While it was not officially called the warehouse district, there was, beginning in the 19th century, a small city of warehouses between Water Street and the river, north of Conti Street. Buildings of all sizes and descriptions lined Water, Commerce and Front Street which actually fronted the river.
Period photographs from the late 1800s and early 1900s reveal that Front Street was lined with two-, three- and four-story brick buildings, many with iron galleries and balconies overlooking the river. Railroad tracks belonging to the Louisville and Nashville Railroad were centered on Commerce Street. Water Street bridged the area to downtown Mobile.

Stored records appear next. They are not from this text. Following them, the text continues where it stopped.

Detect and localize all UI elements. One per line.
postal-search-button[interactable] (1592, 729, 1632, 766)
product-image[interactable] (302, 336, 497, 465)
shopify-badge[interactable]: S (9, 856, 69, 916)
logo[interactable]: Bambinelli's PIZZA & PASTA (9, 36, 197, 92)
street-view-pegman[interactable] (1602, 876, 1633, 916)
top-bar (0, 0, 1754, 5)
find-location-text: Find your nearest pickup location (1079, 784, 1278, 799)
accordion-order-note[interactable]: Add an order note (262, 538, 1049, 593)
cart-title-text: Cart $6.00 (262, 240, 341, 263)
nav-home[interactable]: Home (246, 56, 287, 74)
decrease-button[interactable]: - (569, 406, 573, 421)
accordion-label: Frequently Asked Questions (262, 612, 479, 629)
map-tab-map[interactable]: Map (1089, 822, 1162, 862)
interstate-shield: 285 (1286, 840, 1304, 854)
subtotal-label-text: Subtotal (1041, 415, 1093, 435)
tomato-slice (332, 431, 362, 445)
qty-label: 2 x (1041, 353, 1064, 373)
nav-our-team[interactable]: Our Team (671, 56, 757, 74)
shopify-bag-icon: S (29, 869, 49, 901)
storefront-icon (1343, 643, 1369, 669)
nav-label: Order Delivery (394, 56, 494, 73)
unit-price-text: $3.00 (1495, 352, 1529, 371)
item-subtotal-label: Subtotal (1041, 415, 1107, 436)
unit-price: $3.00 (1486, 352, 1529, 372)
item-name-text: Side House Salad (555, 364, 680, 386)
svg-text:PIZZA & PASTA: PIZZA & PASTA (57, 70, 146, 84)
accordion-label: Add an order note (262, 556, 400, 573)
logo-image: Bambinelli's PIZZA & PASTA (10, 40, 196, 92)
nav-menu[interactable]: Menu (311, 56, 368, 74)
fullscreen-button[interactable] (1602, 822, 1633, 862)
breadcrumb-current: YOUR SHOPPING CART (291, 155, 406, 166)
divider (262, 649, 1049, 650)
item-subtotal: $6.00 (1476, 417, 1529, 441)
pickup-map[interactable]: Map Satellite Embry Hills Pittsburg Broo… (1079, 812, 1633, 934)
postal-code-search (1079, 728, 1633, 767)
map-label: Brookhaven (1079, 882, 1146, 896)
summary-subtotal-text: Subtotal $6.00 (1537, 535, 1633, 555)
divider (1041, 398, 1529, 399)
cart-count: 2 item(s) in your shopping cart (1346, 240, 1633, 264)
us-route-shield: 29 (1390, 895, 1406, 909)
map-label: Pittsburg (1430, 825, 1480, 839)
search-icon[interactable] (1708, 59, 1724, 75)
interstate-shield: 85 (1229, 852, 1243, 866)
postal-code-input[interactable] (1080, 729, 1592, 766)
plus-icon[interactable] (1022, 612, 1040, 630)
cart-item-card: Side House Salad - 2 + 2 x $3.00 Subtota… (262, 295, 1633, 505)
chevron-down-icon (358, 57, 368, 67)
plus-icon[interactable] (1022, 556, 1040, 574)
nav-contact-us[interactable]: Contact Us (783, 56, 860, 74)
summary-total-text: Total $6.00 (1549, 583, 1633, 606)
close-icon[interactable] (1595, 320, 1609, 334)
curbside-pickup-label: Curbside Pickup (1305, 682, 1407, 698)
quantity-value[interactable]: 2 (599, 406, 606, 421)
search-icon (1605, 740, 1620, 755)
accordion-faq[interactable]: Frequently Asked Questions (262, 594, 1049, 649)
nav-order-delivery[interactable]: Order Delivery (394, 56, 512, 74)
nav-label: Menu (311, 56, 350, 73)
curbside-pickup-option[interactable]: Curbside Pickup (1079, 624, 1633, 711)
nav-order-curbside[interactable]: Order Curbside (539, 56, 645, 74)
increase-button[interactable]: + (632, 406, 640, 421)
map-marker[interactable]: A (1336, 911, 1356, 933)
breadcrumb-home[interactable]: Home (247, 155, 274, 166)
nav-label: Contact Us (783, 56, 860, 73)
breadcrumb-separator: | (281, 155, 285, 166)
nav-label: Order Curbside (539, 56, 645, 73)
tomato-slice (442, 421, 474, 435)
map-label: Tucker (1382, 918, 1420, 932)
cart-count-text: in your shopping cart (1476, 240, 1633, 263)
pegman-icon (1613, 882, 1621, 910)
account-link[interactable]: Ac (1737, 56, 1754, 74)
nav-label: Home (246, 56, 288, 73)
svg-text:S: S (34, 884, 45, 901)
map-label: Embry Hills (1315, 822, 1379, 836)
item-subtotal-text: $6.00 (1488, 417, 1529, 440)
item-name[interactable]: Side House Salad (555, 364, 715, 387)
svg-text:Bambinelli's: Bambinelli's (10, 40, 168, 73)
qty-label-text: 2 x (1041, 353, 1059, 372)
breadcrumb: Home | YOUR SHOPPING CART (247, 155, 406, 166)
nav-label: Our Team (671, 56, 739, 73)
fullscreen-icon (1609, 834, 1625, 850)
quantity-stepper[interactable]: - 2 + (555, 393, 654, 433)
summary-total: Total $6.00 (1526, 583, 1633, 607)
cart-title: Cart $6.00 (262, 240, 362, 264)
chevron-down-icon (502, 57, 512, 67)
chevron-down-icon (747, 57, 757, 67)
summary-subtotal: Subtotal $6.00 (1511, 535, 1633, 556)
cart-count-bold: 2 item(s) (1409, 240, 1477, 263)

Photos show a variety of buildings and architectural styles. Some were brick, while others were plastered or trimmed with rusticated granite. There were cast iron columns, cast iron facades and the familiar look of lacy iron galleries and balconies.
The Rise
City directories at the end of the 19th century reveal that each street was filled with a variety of businesses that would have teemed with activity in a port city. They indicate that the blocks were dominated by warehouses for cotton and the offices of the men who made and lost fortunes on it. The area was at one time dubbed “the English Channel” for the numerous British cotton merchants at work here.
Big wholesale firms carrying such founders’ names as Cunningham Hardware, Barney-Cavanuagh and McGowin-Lyons. Big wholesale grocery firms, carrying such founders’ names as T. G. Bush, M. Forcheimer, James McPhillips and James McDonnell, operated here with multiple floors of warehouse space.
Other buildings housed dealers in produce, flour, grain, as well as the offices of the big banana importers. Ship chandlers and suppliers worked near wholesale drug warehouses, candy factories and traders in wool and hides. Jacob and Adolph Bloch sold the latest carriages, buggies and all necessary harnesses here before later maps divulge the arrival of gas stations, garages and repair shops.
And not surprisingly, there were several corner saloons in the mix, along with wholesale liquor dealers. A period map reveals that the second floor of 19 Commerce St. was home to an unnamed “secret society” in 1904.
The Demise
So what happened to all this? A number of factors led to decline. This wholesale district was designed for access to the wharves and the railroad lines.
During the 20th century, the arrival of the state docks and then the dominance of trucking directed the move of many businesses towards the new highways. By the 1960s, critics described the area as “a snaggle-toothed array of vacant buildings and parking lots.”
In 1965, the Mobile Housing Board had plans underway to use the vast financial resources of the federal government to clear the place from Water Street east to the river. A greatly widened Water Street would allow motorists to “whisk along the new boulevard-parkway entrance to downtown … enjoying a curving panorama of clean-lined and green-set buildings.”
Property owners were issued checks and the wreckers arrived. Commerce and Front streets became memories, as did surviving warehouses. Thanks to urban renewal this section of Mobile was cleared as efficiently as Hiroshima.
The Remains
Two notable buildings miraculously survived on the edge of this district. They give us an idea of what was lost. The Daniels-Elgin Building (1860) at the southwest corner of Dauphin and Water still stands with its handsome cast iron façade. The former home of McGowin-Lyons Hardware Company (1907) at the southwest corner of St. Louis and Water streets represents the impressive size of many of the lost warehouses. Now dubbed 1 St. Louis Centre, it, like the Daniels-Elgin Building, has been successfully adapted to first-rate office space.
One can only wonder how many of the dozens of buildings, which were turned to rubble, could have been similarly revitalized and repurposed, as has happened in New Orleans.